Call it self-care if you will. This small luxury and ritual might be just the thing to bring cozy comfort to your living room, too.

Last year, I posted a down-and-dirty video primer on Instagram and the warm response I received prompted me to finally get around to writing down my recipe to share with an even broader audience.

Here are a few things to know about each of the elements of my London Fog latte:

The tea. With citrusy notes of bergamot, Earl Grey tea has the aromatic personality to cut through the dairy richness of the milk and still play nice with the lavender. My favorite is the Earl Grey Supreme from Harney & Sons; the brand sells a lovely Victorian London Fog blend that includes lavender and vanilla already in it, if you don’t mind doubling up on those flavors. I also enjoy Earl Grey from Twinings, Fortnum & Mason and, locally in D.C., Teaism. My colleague Olga Massov recommends the “extra bergamot” Earl Grey from Upton Tea and the Earl Grey French Blue from Mariage Frères.
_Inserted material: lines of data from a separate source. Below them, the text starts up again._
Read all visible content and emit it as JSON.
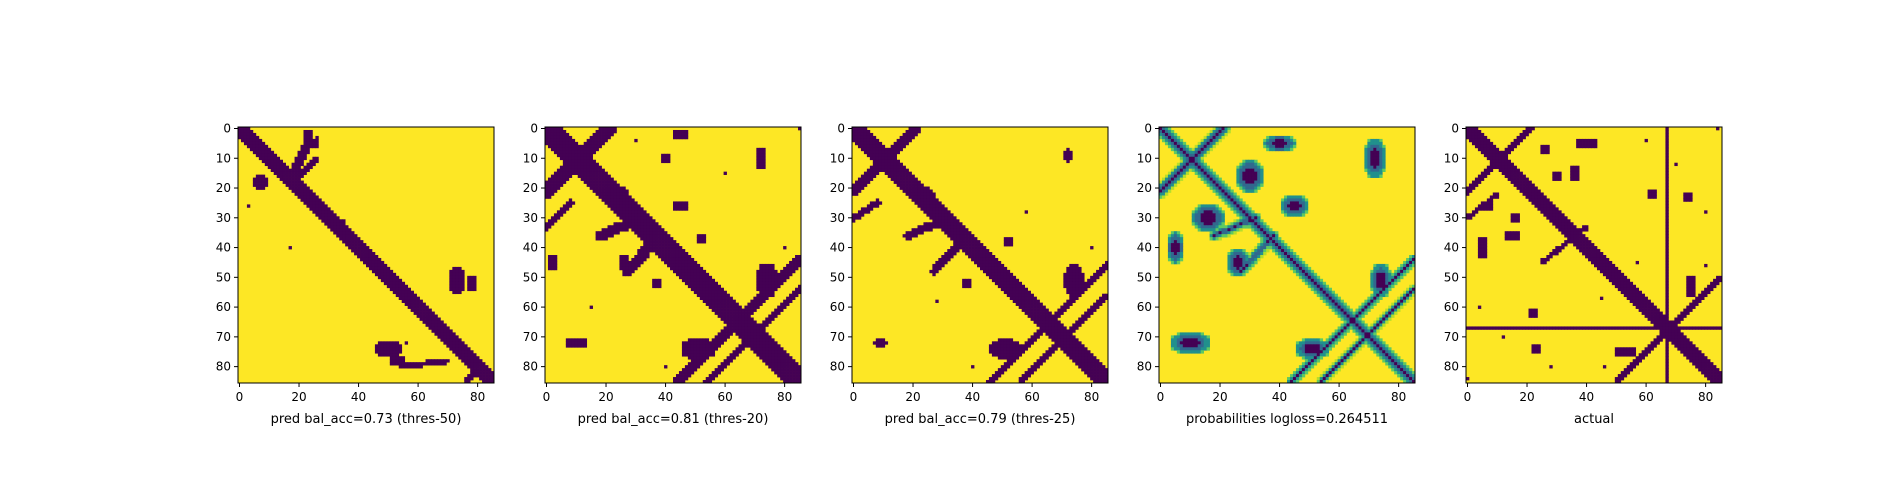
{
  "colors": {
    "low": "#440154",
    "mid_low": "#31688e",
    "mid": "#21908d",
    "mid_high": "#5ec962",
    "high": "#fde725"
  },
  "chart_data": [
    {
      "type": "heatmap",
      "xlabel": "pred bal_acc=0.73 (thres-50)",
      "matrix_size": 86,
      "xlim": [
        0,
        85
      ],
      "ylim": [
        85,
        0
      ],
      "xticks": [
        0,
        20,
        40,
        60,
        80
      ],
      "yticks": [
        0,
        10,
        20,
        30,
        40,
        50,
        60,
        70,
        80
      ],
      "colormap": "viridis",
      "binary": true,
      "diagonal": {
        "width": 3,
        "step_pattern": true
      },
      "offdiag_bands": [
        {
          "start": [
            17,
            17
          ],
          "end": [
            23,
            5
          ],
          "width": 1.5
        },
        {
          "start": [
            20,
            16
          ],
          "end": [
            26,
            10
          ],
          "width": 1
        },
        {
          "start": [
            54,
            80
          ],
          "end": [
            70,
            78
          ],
          "width": 1
        },
        {
          "start": [
            76,
            85
          ],
          "end": [
            82,
            79
          ],
          "width": 1
        }
      ],
      "blobs": [
        {
          "cx": 7,
          "cy": 18,
          "rx": 3,
          "ry": 2.5
        },
        {
          "cx": 23,
          "cy": 3,
          "rx": 2,
          "ry": 3
        },
        {
          "cx": 25,
          "cy": 5,
          "rx": 1.5,
          "ry": 2
        },
        {
          "cx": 73,
          "cy": 51,
          "rx": 3,
          "ry": 5
        },
        {
          "cx": 50,
          "cy": 74,
          "rx": 5,
          "ry": 3
        },
        {
          "cx": 78,
          "cy": 52,
          "rx": 2,
          "ry": 3
        },
        {
          "cx": 53,
          "cy": 78,
          "rx": 3,
          "ry": 2
        }
      ],
      "dots": [
        [
          3,
          26
        ],
        [
          26,
          3
        ],
        [
          17,
          40
        ],
        [
          35,
          31
        ],
        [
          56,
          72
        ],
        [
          60,
          80
        ]
      ],
      "full_lines": []
    },
    {
      "type": "heatmap",
      "xlabel": "pred bal_acc=0.81 (thres-20)",
      "matrix_size": 86,
      "xlim": [
        0,
        85
      ],
      "ylim": [
        85,
        0
      ],
      "xticks": [
        0,
        20,
        40,
        60,
        80
      ],
      "yticks": [
        0,
        10,
        20,
        30,
        40,
        50,
        60,
        70,
        80
      ],
      "colormap": "viridis",
      "binary": true,
      "diagonal": {
        "width": 4,
        "step_pattern": true
      },
      "offdiag_bands": [
        {
          "start": [
            0,
            21
          ],
          "end": [
            21,
            0
          ],
          "width": 2.5
        },
        {
          "start": [
            18,
            36
          ],
          "end": [
            32,
            30
          ],
          "width": 2
        },
        {
          "start": [
            27,
            48
          ],
          "end": [
            38,
            36
          ],
          "width": 2
        },
        {
          "start": [
            44,
            85
          ],
          "end": [
            85,
            44
          ],
          "width": 2
        },
        {
          "start": [
            54,
            85
          ],
          "end": [
            85,
            54
          ],
          "width": 1.5
        },
        {
          "start": [
            0,
            33
          ],
          "end": [
            8,
            25
          ],
          "width": 1.5
        }
      ],
      "blobs": [
        {
          "cx": 24,
          "cy": 23,
          "rx": 4,
          "ry": 4
        },
        {
          "cx": 36,
          "cy": 36,
          "rx": 4,
          "ry": 4
        },
        {
          "cx": 66,
          "cy": 66,
          "rx": 4,
          "ry": 4
        },
        {
          "cx": 74,
          "cy": 51,
          "rx": 4,
          "ry": 6
        },
        {
          "cx": 51,
          "cy": 74,
          "rx": 6,
          "ry": 4
        },
        {
          "cx": 45,
          "cy": 26,
          "rx": 3,
          "ry": 2
        },
        {
          "cx": 26,
          "cy": 45,
          "rx": 2,
          "ry": 3
        },
        {
          "cx": 52,
          "cy": 37,
          "rx": 2,
          "ry": 2
        },
        {
          "cx": 37,
          "cy": 52,
          "rx": 2,
          "ry": 2
        },
        {
          "cx": 72,
          "cy": 10,
          "rx": 2,
          "ry": 4
        },
        {
          "cx": 10,
          "cy": 72,
          "rx": 4,
          "ry": 2
        },
        {
          "cx": 2,
          "cy": 45,
          "rx": 2,
          "ry": 3
        },
        {
          "cx": 45,
          "cy": 2,
          "rx": 3,
          "ry": 2
        },
        {
          "cx": 40,
          "cy": 10,
          "rx": 2,
          "ry": 1.5
        }
      ],
      "dots": [
        [
          13,
          5
        ],
        [
          5,
          13
        ],
        [
          60,
          15
        ],
        [
          15,
          60
        ],
        [
          80,
          40
        ],
        [
          40,
          80
        ],
        [
          4,
          30
        ],
        [
          30,
          4
        ],
        [
          85,
          0
        ]
      ],
      "full_lines": []
    },
    {
      "type": "heatmap",
      "xlabel": "pred bal_acc=0.79 (thres-25)",
      "matrix_size": 86,
      "xlim": [
        0,
        85
      ],
      "ylim": [
        85,
        0
      ],
      "xticks": [
        0,
        20,
        40,
        60,
        80
      ],
      "yticks": [
        0,
        10,
        20,
        30,
        40,
        50,
        60,
        70,
        80
      ],
      "colormap": "viridis",
      "binary": true,
      "diagonal": {
        "width": 3.5,
        "step_pattern": true
      },
      "offdiag_bands": [
        {
          "start": [
            0,
            21
          ],
          "end": [
            21,
            0
          ],
          "width": 2
        },
        {
          "start": [
            18,
            36
          ],
          "end": [
            32,
            30
          ],
          "width": 1.5
        },
        {
          "start": [
            27,
            48
          ],
          "end": [
            38,
            36
          ],
          "width": 1.5
        },
        {
          "start": [
            46,
            85
          ],
          "end": [
            85,
            46
          ],
          "width": 1.5
        },
        {
          "start": [
            56,
            85
          ],
          "end": [
            85,
            56
          ],
          "width": 1
        },
        {
          "start": [
            0,
            30
          ],
          "end": [
            8,
            25
          ],
          "width": 1.2
        }
      ],
      "blobs": [
        {
          "cx": 24,
          "cy": 23,
          "rx": 3.5,
          "ry": 3.5
        },
        {
          "cx": 36,
          "cy": 36,
          "rx": 3.5,
          "ry": 3.5
        },
        {
          "cx": 66,
          "cy": 66,
          "rx": 3.5,
          "ry": 3.5
        },
        {
          "cx": 74,
          "cy": 51,
          "rx": 3.5,
          "ry": 5.5
        },
        {
          "cx": 51,
          "cy": 74,
          "rx": 5.5,
          "ry": 3.5
        },
        {
          "cx": 72,
          "cy": 9,
          "rx": 1.5,
          "ry": 2.5
        },
        {
          "cx": 9,
          "cy": 72,
          "rx": 2.5,
          "ry": 1.5
        },
        {
          "cx": 52,
          "cy": 38,
          "rx": 2,
          "ry": 2
        },
        {
          "cx": 38,
          "cy": 52,
          "rx": 2,
          "ry": 2
        }
      ],
      "dots": [
        [
          14,
          5
        ],
        [
          5,
          14
        ],
        [
          58,
          28
        ],
        [
          28,
          58
        ],
        [
          80,
          40
        ],
        [
          40,
          80
        ]
      ],
      "full_lines": []
    },
    {
      "type": "heatmap",
      "xlabel": "probabilities logloss=0.264511",
      "matrix_size": 86,
      "xlim": [
        0,
        85
      ],
      "ylim": [
        85,
        0
      ],
      "xticks": [
        0,
        20,
        40,
        60,
        80
      ],
      "yticks": [
        0,
        10,
        20,
        30,
        40,
        50,
        60,
        70,
        80
      ],
      "colormap": "viridis",
      "binary": false,
      "diagonal": {
        "width": 2.5,
        "step_pattern": false
      },
      "offdiag_bands": [
        {
          "start": [
            0,
            21
          ],
          "end": [
            21,
            0
          ],
          "width": 2.5
        },
        {
          "start": [
            18,
            36
          ],
          "end": [
            32,
            30
          ],
          "width": 2
        },
        {
          "start": [
            27,
            48
          ],
          "end": [
            38,
            36
          ],
          "width": 2
        },
        {
          "start": [
            44,
            85
          ],
          "end": [
            85,
            44
          ],
          "width": 2
        },
        {
          "start": [
            54,
            85
          ],
          "end": [
            85,
            54
          ],
          "width": 1.5
        }
      ],
      "blobs": [
        {
          "cx": 74,
          "cy": 51,
          "rx": 4,
          "ry": 6
        },
        {
          "cx": 51,
          "cy": 74,
          "rx": 6,
          "ry": 4
        },
        {
          "cx": 16,
          "cy": 30,
          "rx": 6,
          "ry": 5
        },
        {
          "cx": 30,
          "cy": 16,
          "rx": 5,
          "ry": 6
        },
        {
          "cx": 72,
          "cy": 10,
          "rx": 4,
          "ry": 7
        },
        {
          "cx": 10,
          "cy": 72,
          "rx": 7,
          "ry": 4
        },
        {
          "cx": 45,
          "cy": 26,
          "rx": 5,
          "ry": 4
        },
        {
          "cx": 26,
          "cy": 45,
          "rx": 4,
          "ry": 5
        },
        {
          "cx": 40,
          "cy": 5,
          "rx": 6,
          "ry": 3
        },
        {
          "cx": 5,
          "cy": 40,
          "rx": 3,
          "ry": 6
        }
      ],
      "dots": [],
      "full_lines": []
    },
    {
      "type": "heatmap",
      "xlabel": "actual",
      "matrix_size": 86,
      "xlim": [
        0,
        85
      ],
      "ylim": [
        85,
        0
      ],
      "xticks": [
        0,
        20,
        40,
        60,
        80
      ],
      "yticks": [
        0,
        10,
        20,
        30,
        40,
        50,
        60,
        70,
        80
      ],
      "colormap": "viridis",
      "binary": true,
      "diagonal": {
        "width": 2.5,
        "step_pattern": true
      },
      "offdiag_bands": [
        {
          "start": [
            0,
            21
          ],
          "end": [
            21,
            0
          ],
          "width": 1.5
        },
        {
          "start": [
            25,
            45
          ],
          "end": [
            40,
            33
          ],
          "width": 1
        },
        {
          "start": [
            50,
            85
          ],
          "end": [
            85,
            50
          ],
          "width": 1
        },
        {
          "start": [
            0,
            30
          ],
          "end": [
            10,
            22
          ],
          "width": 1
        }
      ],
      "blobs": [
        {
          "cx": 36,
          "cy": 36,
          "rx": 3,
          "ry": 3
        },
        {
          "cx": 75,
          "cy": 53,
          "rx": 2,
          "ry": 4
        },
        {
          "cx": 53,
          "cy": 75,
          "rx": 4,
          "ry": 2
        },
        {
          "cx": 15,
          "cy": 36,
          "rx": 3,
          "ry": 2
        },
        {
          "cx": 36,
          "cy": 15,
          "rx": 2,
          "ry": 3
        },
        {
          "cx": 5,
          "cy": 40,
          "rx": 2,
          "ry": 4
        },
        {
          "cx": 40,
          "cy": 5,
          "rx": 4,
          "ry": 2
        },
        {
          "cx": 30,
          "cy": 16,
          "rx": 2,
          "ry": 2
        },
        {
          "cx": 16,
          "cy": 30,
          "rx": 2,
          "ry": 2
        },
        {
          "cx": 62,
          "cy": 22,
          "rx": 2,
          "ry": 2
        },
        {
          "cx": 22,
          "cy": 62,
          "rx": 2,
          "ry": 2
        },
        {
          "cx": 74,
          "cy": 23,
          "rx": 1.5,
          "ry": 2
        },
        {
          "cx": 23,
          "cy": 74,
          "rx": 2,
          "ry": 1.5
        },
        {
          "cx": 26,
          "cy": 7,
          "rx": 1.5,
          "ry": 2
        },
        {
          "cx": 7,
          "cy": 26,
          "rx": 2,
          "ry": 1.5
        }
      ],
      "dots": [
        [
          84,
          0
        ],
        [
          0,
          84
        ],
        [
          60,
          4
        ],
        [
          4,
          60
        ],
        [
          80,
          46
        ],
        [
          46,
          80
        ],
        [
          45,
          57
        ],
        [
          57,
          45
        ],
        [
          70,
          12
        ],
        [
          12,
          70
        ],
        [
          80,
          28
        ],
        [
          28,
          80
        ]
      ],
      "full_lines": [
        67
      ]
    }
  ]
}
For the best flavor, loose-leaf is really what you want. And it doesn’t require much in the way of extra equipment — a simple strainer you can set over your mug will do when it comes time to pouring out the brewed tea. If you absolutely will only use tea bags, go with two instead of one. Brewing the tea for 5 minutes might sound like a lot, but remember it will be softened by the milk and syrup.

5 tips for a better cup — or pot — of tea

The lavender. Be sure you use culinary lavender! Whether you’re plucking buds from your backyard plant or buying it online, this is key. Either freshly picked (grab them before the purple flower blooms) or dried lavender will work here. Save a few buds for a pretty garnish, if desired.

The milk. I prefer reduced-fat (2 percent) milk because it splits the difference between lean skim milk and richer whole milk, but use what you like. Heating the milk in the microwave or on the stovetop briefly, until it’s about 150 degrees, primes it for frothing and cools down the very hot tea to the point that you can drink it almost right away. Don’t like the foam, or don’t have a frother? Use the steamed milk as is. Feel free to swap in a nondairy milk of your choice.

The syrup. We’re making what is called a “rich syrup” here, a simple syrup with a slightly higher proportion of sugar than water for a thicker, sweeter mixer for the tea. The primary flavor comes from steeping the lavender buds, but I add supporting players in the form of vanilla and almond extracts (use all vanilla if you have a nut allergy). The yield of the recipe gives you enough for 12 lattes (3/4 cup of syrup), though you could also use the syrup to flavor lemonade, sparkling water, cocktails and zero-proof drinks. Or try brushing it over cake. If you don’t want to make the lavender simple syrup, buy it from brands including Sonoma Syrup Co., Torani and Monin.

The equipment. I don’t use anything fancy. I steep the tea leaves in my go-to teapot with built-in strainer and froth the milk with an inexpensive handheld wand. I first saw the Peach Street frother recommended by Deb Perelman of Smitten Kitchen, and it’s a keeper. Be sure you have an extra-large mug for serving the drink — ideally with a capacity of more than 2 cups because of the volume of the drink and frothed milk. If not, portion it out incrementally or share with a friend. There’s definitely enough for two if you don’t feel like drinking it all. Not surprisingly, I always drink the whole thing.